実は、住宅ローンは不動産投資ローンの中に含まれています。不動産投資ローンの用途が住宅ローンよりも広いためです。理論的には自己居住用物件の購入に不動産投資ローンを申し込むことも可能です(逆は不可)。
それでは具体的に不動産投資向け融資について下記項目を確認していきましょう。
不動産投資向けの融資の審査範囲は借り手の与信、物件評価、そして物件の収益性となります。不動産投資向けの融資は事業用として貸し出しされるローンであり、一般に貸し出しリスクが高いと判断されるため、住宅ローンよりも審査が厳しく行われます。
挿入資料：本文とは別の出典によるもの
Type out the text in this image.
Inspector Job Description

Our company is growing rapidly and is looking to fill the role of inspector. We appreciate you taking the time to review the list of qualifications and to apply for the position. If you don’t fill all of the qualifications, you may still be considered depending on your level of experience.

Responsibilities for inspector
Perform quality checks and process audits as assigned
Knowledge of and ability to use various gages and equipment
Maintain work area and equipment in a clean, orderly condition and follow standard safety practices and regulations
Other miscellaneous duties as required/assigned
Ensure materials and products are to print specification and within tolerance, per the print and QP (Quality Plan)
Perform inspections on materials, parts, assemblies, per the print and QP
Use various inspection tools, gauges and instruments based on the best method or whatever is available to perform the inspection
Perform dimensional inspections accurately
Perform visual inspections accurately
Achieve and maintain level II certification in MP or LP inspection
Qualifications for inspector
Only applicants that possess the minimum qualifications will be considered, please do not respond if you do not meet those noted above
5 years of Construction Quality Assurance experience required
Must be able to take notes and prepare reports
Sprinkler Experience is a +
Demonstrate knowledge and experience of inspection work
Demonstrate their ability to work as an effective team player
不動産投資向けの融資の金利相場は1.5%台〜2.5%台となります。不動産投資を行う際に目安として認識しておくと良いでしょう。
不動産投資向け融資では最長で45年の貸出期間となります。なお、事業用資金で不動産投資ローンのように最長45年も貸し出しをしてくれることはまずありません。返済期間を長くできるということは、その分毎月の返済額を軽減することができるので、資金繰りに余裕ができます。
借り入れ方のコツとして、できるだけ長い期間の借り入れを行うと良いでしょう。もし期間を短くしたい場合には、繰り上げ返済を行うことでいつでも返済期間を短縮することができます。
なお、返済が始まった後に期間延長することは一般にはできないため注意が必要です。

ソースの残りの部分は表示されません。